Debt freedom, debt relief
I haven’t talked a lot on Pocketmint about getting out of consumer debt, in part because our own climb out of the credit-card debt pit is now some years in the past, and so less on my mind. Also because I’m not sure I have any ‘how-to’ wisdom that hasn’t been said multiple times by every other personal finance writer on the planet.
But there’s one thing that I think cannot be said often enough, and that’s “Becoming debt-free is worth the effort.”
My partner Jak wrote last week on his personal blog about his (successful) attempt this past year to lose 35 pounds. This was after several years of exercise regimens and category-based diets (low-fat, low-carb) had failed to produce the desired results.
What made this effort different was simply that he started counting calories every day and staying, mostly, under a predefined limit. He became minutely aware of what he was putting into his mouth every day, and then he started to control what he ate.
In our conversations around the subject I’ve been struck by how attached Jak has become to both that awareness and that control. Now when he talks about tracking his food he becomes intensely animated. The very action that he most resisted is now a central source of both security and pride.
I’m exactly the same way about our personal finances.

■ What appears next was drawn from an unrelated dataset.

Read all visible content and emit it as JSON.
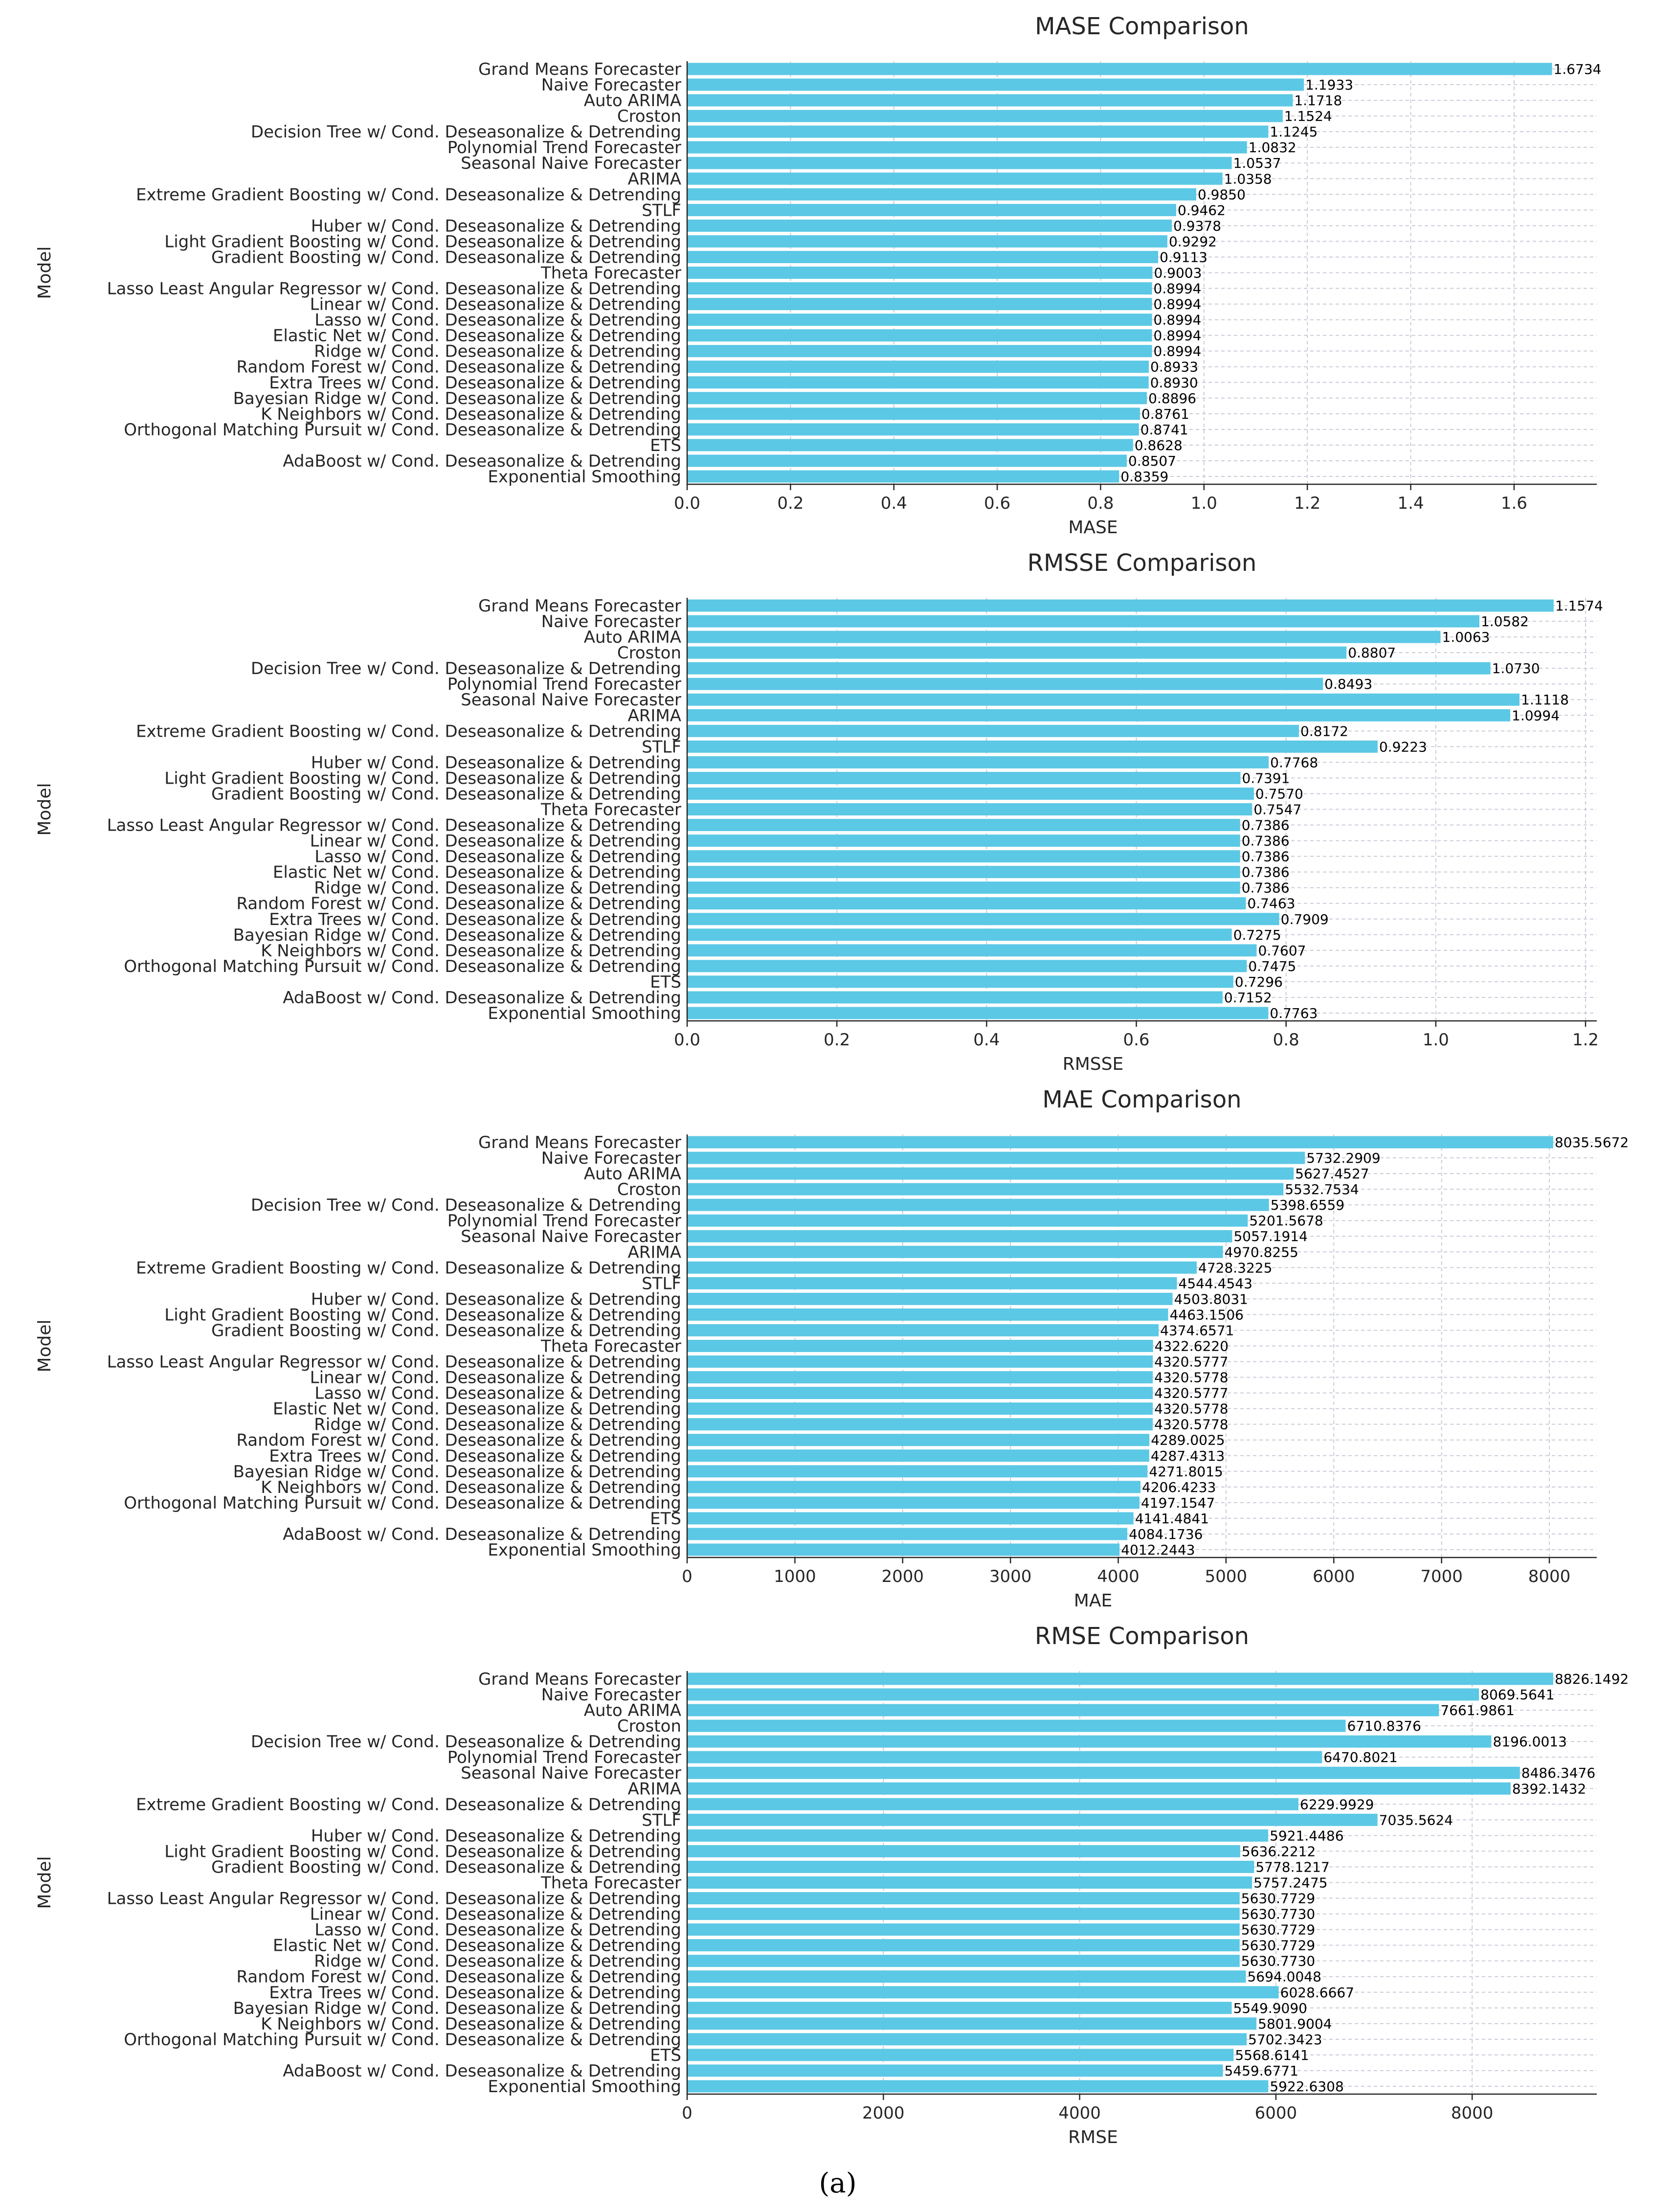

The knowledge of debt hangs over you like a stygian storm cloud that threatens to break and soak you to the bone at any moment. It’s gigantic and looming and entirely beyond your control. You might try to put your head down and focus only on the ground in front of you, but you can’t see much because somewhere above, that ink-black umbra is eating up your light.
When I was carrying debt, I avoided thinking about money as much as possible. I didn’t keep track of how much was coming in or going out. I dreaded paying bills and often put them off until the very last minute. Occasionally I put them out of my mind so effectively that I missed the due date and incurred a late fee.
Would you believe that now not only do I pay bills the day they come in the door (or the email inbox), but I enjoy doing it? It’s true. I haven’t been charged a late fee for anything in years. I keep a spreadsheet of our total financial picture and update it once a week — not because I need to, but because I like it.
Emotionally, paying off your debt is almost magical — like pulling that storm cloud out of the sky and holding it, tiny and damp, in the palm of your hand. You feel powerful, and safe, and free. Everything in your life becomes brighter and easier once it’s gone.
First, awareness. Then, control.
Getting started can be hard. But I promise you it’s worth it.